With the thought of having nothing to lose here, Paul started the match furiously and reminded the predominantly French audience why he once won the junior title here. After narrowly losing the first set, Paul gained the upper hand in the second set and forced a deciding tie-break in the third set. Despite leading 4-0 in the tie-break, Paul was not able to run away with a 2-1 lead in sets. For the very first time in the match, you could see his lack of experience. He started thinking. Overthinking. But who can blame him? He was about to be one set away from beating one of the best clay court players of the previous years, and not many fans expected him to even make it competitive over many hours. In the end, the lack of experience would make the difference. Thiem prevailed in four close sets.
In spite of it all, this particular match felt like the beginning for Paul’s bright future on the tour. He did not only gain lots of new fans with his performance, he also realized that he was capable of challenging the elite of the sport.
In the further course of the year, Paul was able to record more successes, such as qualifying for the Masters in Toronto as well as winning two more challenger titles on hard court that opened him the doors for his maiden entry into the top 100.

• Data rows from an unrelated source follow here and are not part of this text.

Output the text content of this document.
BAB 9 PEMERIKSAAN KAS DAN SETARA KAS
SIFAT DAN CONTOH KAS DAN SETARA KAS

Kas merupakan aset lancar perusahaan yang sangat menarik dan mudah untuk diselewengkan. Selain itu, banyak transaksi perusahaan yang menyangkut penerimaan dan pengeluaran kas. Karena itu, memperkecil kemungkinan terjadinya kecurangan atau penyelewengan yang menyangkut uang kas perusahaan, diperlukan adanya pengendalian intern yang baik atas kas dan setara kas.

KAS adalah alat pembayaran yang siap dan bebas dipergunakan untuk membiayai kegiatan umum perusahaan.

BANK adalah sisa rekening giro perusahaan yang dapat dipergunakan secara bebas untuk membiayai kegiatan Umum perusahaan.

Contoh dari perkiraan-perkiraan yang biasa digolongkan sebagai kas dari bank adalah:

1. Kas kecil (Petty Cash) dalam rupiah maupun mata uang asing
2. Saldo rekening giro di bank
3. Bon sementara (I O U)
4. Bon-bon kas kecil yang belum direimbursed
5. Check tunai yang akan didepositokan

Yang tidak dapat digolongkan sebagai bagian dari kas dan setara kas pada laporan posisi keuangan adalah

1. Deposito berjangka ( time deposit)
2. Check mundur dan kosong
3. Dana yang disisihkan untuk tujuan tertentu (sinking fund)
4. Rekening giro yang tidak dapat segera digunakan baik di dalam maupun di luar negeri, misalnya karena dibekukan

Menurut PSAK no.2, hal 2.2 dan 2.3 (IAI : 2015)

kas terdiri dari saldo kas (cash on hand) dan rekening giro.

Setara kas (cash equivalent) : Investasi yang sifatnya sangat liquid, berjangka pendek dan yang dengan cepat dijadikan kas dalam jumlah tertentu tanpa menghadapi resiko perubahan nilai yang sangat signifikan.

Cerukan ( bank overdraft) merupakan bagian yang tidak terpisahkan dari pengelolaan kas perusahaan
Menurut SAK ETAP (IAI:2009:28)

In this year’s season, which of course was largely overshadowed by the ongoing pandemic, Tommy Paul drew attention by beating Alexander Zverev in Acapulco and thus securing his first top 10 victory. Paul had also reached the semi-finals in Adelaide and was able to defeat former world No. 3 Grigor Dimitrov in a five-set thriller at the subsequent Australian Open. The American from New Jersey afterwards titled this battle as “the craziest match of his career” so far. Paul is currently on the verge of entering the top 50 in the rankings, being ranked on World No. 59.
His playing style
Paul describes his own playing style as “anything but boring”. He likes to entertain the crowd with high-risk tennis, particularly with the help of his powerful forehand. The 23-year-old American is 6-foot-1 tall and has amazing movement abilities. Therefore, it is also not of great surprise that clay is his best surface statistically. When asked about his strengths on clay, Paul said in an interview with Tennis TourTalk at this week’s Hamburg European Open that he grew up playing on clay and that he thinks that his movement just goes very natural on this surface, which is anything but normal for an American tennis player. Furthermore, he prefers to play on European clay instead of green clay, even though having much more experience on the slippery and faster American clay.
Diego Moyano, a former longtime coach from Paul, openly praised the basic athleticism and much-improved serve from his former protégé in an interview with ESPN back in 2019.
“Paul added about 12 mph to his average serve speed in the late winter of 2017, raising his average speed to roughly 120 mph. He tops out at around 135 mph.”
Despite his bigger success on clay, Paul describes himself as an all-round player. He does not prefer any surface over others and has also proven that he can be competitive at a high level on every ground. He has great variation in his game and also does not shy away from visiting the net. His lack of composure and his shot selection, which is often a bit too risky or gambling, has so far prevented him from taking the next big step on the main tour.